There’s a flicker in the back of my mind, a want for him to be the one to say it because I don’t think I can—that we are more than just friends.
“Because you’re better than that, Shelby!” he says. “You’re too good to sleep with some guy just to keep a Promise.”
“But you’re not too good to fuck Anna Clemens? She’s just a social climber. How can you even like her?”
Jonas looks taken aback, like I’ve struck him. He exhales and rises.
“You’re sleeping with someone for a Promise. I slept with Anna because I wanted to at the time. The fact that your mom died doesn’t mean your reasons are better than mine or you’re better than Anna.”

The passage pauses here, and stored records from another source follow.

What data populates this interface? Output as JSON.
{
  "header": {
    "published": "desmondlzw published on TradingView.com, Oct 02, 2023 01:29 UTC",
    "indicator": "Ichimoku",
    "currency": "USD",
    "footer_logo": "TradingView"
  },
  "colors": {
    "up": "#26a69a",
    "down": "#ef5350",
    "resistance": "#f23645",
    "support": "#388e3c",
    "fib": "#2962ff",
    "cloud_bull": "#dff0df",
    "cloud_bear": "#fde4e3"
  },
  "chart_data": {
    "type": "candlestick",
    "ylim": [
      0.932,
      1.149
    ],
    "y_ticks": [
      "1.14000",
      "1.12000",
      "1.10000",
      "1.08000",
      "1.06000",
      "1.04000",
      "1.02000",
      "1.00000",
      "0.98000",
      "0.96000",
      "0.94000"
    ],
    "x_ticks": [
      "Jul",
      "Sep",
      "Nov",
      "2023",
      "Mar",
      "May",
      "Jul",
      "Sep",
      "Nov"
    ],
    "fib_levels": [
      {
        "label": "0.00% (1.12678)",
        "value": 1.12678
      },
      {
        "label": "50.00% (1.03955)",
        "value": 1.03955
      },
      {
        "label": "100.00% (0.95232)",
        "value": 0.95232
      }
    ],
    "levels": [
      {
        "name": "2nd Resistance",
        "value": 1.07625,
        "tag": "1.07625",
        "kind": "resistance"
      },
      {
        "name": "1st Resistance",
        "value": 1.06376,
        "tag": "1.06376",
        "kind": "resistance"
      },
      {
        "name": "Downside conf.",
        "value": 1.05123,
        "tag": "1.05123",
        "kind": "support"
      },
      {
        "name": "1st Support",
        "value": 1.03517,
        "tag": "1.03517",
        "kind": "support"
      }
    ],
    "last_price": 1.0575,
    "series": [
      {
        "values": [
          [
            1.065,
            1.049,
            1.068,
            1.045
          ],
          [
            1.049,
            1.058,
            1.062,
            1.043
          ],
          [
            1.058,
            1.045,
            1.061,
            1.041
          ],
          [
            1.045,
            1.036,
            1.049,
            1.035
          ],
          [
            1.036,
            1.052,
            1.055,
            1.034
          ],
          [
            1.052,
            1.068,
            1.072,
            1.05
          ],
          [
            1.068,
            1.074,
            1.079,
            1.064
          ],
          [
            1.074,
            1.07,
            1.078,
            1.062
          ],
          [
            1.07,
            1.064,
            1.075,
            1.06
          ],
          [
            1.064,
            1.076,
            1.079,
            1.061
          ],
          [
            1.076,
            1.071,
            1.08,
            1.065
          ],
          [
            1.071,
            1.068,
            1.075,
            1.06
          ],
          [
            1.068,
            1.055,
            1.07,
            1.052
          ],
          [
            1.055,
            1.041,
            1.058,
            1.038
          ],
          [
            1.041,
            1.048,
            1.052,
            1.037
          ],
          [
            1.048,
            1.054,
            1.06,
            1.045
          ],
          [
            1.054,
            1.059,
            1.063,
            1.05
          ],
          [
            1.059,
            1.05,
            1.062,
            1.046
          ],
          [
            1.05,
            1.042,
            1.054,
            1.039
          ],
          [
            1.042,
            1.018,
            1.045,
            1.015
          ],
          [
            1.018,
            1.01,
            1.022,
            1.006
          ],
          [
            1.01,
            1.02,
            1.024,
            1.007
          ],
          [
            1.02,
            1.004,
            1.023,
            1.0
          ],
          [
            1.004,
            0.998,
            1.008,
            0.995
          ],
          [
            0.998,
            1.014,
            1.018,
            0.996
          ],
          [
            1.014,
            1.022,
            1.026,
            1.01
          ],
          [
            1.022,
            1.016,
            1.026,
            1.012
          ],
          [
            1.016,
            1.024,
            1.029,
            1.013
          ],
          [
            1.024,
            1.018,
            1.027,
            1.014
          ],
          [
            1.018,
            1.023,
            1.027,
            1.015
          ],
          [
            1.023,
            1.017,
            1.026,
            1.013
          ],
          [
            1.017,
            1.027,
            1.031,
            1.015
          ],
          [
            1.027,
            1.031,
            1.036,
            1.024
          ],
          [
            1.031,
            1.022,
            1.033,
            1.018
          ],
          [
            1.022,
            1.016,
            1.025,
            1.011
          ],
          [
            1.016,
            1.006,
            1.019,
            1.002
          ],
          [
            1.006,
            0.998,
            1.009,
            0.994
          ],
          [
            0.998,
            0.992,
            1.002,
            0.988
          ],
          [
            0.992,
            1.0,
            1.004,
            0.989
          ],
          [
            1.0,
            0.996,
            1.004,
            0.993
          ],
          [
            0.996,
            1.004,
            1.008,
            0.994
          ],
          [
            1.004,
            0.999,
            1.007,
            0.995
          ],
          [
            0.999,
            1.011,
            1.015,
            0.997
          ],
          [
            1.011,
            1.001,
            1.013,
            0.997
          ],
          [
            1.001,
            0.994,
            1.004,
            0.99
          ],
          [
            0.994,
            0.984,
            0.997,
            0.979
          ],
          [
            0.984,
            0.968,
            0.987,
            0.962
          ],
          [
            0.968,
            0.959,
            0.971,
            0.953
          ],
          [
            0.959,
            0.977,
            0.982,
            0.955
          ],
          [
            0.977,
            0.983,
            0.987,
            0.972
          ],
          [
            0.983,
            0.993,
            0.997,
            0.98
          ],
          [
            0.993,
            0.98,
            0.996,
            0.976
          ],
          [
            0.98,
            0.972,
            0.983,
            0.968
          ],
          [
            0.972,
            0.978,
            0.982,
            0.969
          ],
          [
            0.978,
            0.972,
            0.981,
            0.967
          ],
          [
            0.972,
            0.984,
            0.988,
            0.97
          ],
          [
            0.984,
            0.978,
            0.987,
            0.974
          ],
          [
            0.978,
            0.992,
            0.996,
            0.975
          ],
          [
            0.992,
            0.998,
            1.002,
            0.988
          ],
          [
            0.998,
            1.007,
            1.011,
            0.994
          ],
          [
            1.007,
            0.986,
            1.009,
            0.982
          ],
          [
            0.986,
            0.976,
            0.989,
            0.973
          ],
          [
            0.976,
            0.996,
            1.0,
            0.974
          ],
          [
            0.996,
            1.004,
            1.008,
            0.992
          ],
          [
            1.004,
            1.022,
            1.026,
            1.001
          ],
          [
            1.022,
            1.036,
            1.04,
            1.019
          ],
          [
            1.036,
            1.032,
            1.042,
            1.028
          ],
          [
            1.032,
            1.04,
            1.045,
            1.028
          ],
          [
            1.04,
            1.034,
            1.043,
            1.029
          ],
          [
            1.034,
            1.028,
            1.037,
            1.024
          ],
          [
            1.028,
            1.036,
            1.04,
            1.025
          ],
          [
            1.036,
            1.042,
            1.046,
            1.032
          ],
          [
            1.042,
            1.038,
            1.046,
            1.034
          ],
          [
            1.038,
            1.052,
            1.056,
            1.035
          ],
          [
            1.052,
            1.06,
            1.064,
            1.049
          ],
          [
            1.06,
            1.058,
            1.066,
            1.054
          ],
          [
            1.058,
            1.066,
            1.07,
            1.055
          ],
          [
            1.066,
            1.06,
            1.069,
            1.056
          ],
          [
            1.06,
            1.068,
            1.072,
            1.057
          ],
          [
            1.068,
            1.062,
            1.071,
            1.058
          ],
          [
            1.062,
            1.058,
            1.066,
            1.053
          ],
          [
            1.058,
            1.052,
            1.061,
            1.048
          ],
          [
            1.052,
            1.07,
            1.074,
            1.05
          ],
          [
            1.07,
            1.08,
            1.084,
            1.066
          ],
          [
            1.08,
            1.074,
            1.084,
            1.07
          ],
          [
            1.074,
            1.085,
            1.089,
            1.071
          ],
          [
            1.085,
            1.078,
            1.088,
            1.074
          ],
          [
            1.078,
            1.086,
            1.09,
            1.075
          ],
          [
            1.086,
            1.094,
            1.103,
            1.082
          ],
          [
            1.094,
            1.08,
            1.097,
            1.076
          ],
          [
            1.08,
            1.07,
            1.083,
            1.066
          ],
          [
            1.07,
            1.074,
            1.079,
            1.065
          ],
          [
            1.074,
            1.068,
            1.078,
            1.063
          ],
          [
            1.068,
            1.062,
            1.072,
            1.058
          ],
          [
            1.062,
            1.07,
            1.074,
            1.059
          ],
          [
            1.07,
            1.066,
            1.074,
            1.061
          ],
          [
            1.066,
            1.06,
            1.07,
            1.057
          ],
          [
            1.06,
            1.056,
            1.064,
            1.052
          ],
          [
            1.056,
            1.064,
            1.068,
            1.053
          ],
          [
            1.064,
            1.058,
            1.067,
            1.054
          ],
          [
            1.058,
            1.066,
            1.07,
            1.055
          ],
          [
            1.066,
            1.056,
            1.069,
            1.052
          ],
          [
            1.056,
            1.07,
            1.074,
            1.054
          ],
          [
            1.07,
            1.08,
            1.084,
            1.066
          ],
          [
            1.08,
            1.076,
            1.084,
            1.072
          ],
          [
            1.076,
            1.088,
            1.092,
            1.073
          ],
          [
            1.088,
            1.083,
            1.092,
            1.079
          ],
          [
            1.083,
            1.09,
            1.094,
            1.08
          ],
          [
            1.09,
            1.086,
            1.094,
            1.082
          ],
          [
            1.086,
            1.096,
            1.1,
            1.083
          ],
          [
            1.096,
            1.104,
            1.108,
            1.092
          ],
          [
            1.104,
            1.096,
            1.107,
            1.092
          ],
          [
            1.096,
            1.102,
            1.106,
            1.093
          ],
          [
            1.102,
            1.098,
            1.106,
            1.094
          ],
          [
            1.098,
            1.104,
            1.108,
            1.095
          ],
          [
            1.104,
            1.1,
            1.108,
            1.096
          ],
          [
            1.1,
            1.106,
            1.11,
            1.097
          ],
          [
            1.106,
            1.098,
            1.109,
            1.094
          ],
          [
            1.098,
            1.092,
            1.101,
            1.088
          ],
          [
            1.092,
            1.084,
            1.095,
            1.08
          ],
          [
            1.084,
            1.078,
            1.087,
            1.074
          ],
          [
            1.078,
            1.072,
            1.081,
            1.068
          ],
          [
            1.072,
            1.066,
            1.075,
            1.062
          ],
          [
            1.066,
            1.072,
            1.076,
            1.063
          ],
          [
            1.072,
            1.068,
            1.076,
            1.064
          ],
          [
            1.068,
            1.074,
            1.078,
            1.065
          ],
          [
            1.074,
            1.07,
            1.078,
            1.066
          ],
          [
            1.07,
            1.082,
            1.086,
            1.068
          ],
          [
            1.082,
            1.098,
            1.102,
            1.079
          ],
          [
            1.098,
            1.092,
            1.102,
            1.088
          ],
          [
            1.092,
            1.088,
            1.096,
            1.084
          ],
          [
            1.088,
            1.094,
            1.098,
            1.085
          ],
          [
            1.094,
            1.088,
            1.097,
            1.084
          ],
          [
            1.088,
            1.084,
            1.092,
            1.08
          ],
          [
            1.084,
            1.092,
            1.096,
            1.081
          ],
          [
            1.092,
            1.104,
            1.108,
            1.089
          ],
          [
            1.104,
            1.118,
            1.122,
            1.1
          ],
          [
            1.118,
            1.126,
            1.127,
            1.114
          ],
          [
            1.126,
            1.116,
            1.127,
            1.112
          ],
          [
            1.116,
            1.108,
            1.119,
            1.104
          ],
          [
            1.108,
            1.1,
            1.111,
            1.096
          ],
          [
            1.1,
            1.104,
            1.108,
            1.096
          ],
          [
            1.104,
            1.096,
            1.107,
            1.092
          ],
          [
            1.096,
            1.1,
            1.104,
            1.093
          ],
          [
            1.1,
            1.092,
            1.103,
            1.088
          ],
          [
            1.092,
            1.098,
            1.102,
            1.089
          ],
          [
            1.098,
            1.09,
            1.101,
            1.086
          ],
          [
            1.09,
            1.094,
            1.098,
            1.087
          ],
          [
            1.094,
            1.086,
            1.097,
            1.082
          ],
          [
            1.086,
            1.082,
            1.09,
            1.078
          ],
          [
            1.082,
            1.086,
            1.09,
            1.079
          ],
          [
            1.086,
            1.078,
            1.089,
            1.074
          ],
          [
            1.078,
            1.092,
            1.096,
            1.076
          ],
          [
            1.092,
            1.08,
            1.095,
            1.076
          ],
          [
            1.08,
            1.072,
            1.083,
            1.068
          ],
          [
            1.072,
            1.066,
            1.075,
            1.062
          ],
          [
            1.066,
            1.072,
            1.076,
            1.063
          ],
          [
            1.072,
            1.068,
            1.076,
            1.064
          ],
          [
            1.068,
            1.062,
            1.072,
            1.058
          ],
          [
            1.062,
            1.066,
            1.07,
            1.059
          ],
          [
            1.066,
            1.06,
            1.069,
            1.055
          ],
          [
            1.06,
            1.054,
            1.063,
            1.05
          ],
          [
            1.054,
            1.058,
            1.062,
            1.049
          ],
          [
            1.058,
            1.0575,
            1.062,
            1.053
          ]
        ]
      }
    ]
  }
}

He gives me a strange look—part pity, part angry, all cold—then walks toward the door. I hear him pause in the foyer for a moment, then the door open and shut. I crawl across the living room to peer out the blinds, and I watch Lucinda pulling out of my driveway.
I shouldn’t have said that. I rise and go to the door, maybe I can catch him, call out, we can talk, we can fix this. But I freeze when I see it on the table in the foyer. Wrinkled and soft-looking, folded up with the title facing me: Life List, written across the top in bubble script.
What do I do?
You’ve gotta be honest with the people you love.

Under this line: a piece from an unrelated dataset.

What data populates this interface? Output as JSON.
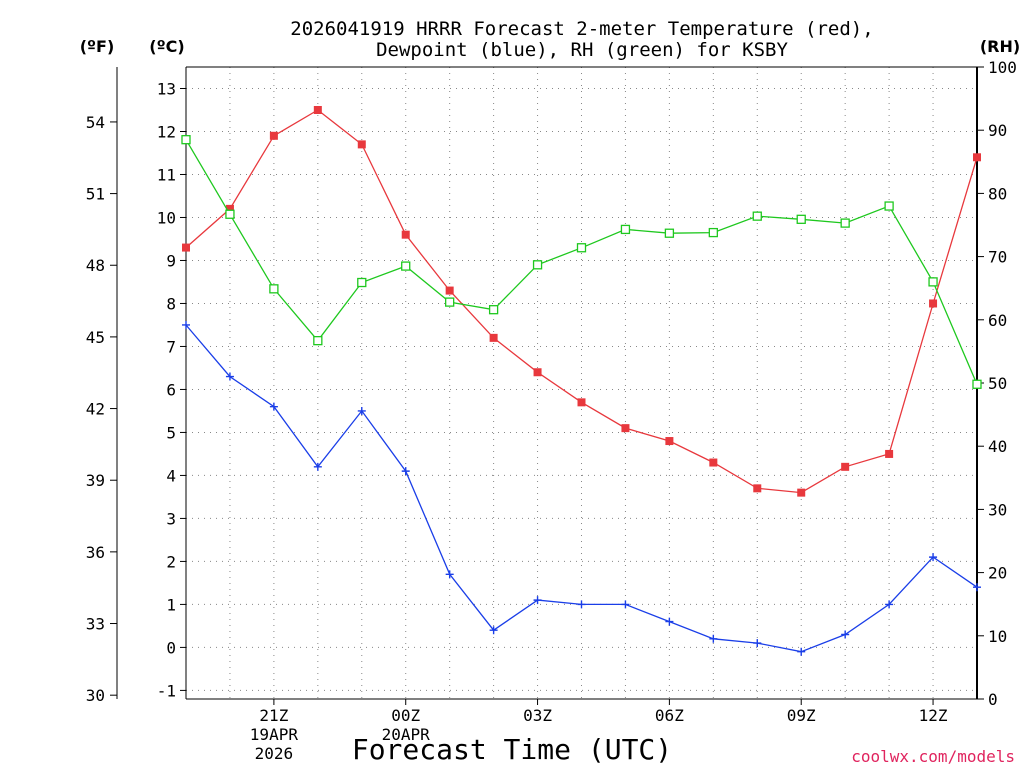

Maybe Dad’s right about that—no, not maybe. I know he’s right. I know I should have told Jonas the truth, that something has changed, that the idea of him with Anna made me feel sick. I should have told him because I love him, definitely as a friend, maybe as more.
But I’m afraid. Especially now, because I know Jonas was right about one thing at least—I’ve called girls like Anna whores, judged them, hated them, but I’m not better than them. I’m not better than Jonas. I’m trying to have sex, just like they are. Does that mean I’m a slut?
I don’t know.
So what do I do now, Dad? I need advice to go with your advice.
I take the list delicately in my hands and retreat to my bedroom—I put it on my desk and stare at it, like I’m trying to figure out a way to save its life. Trying to find a way to save Jonas and me.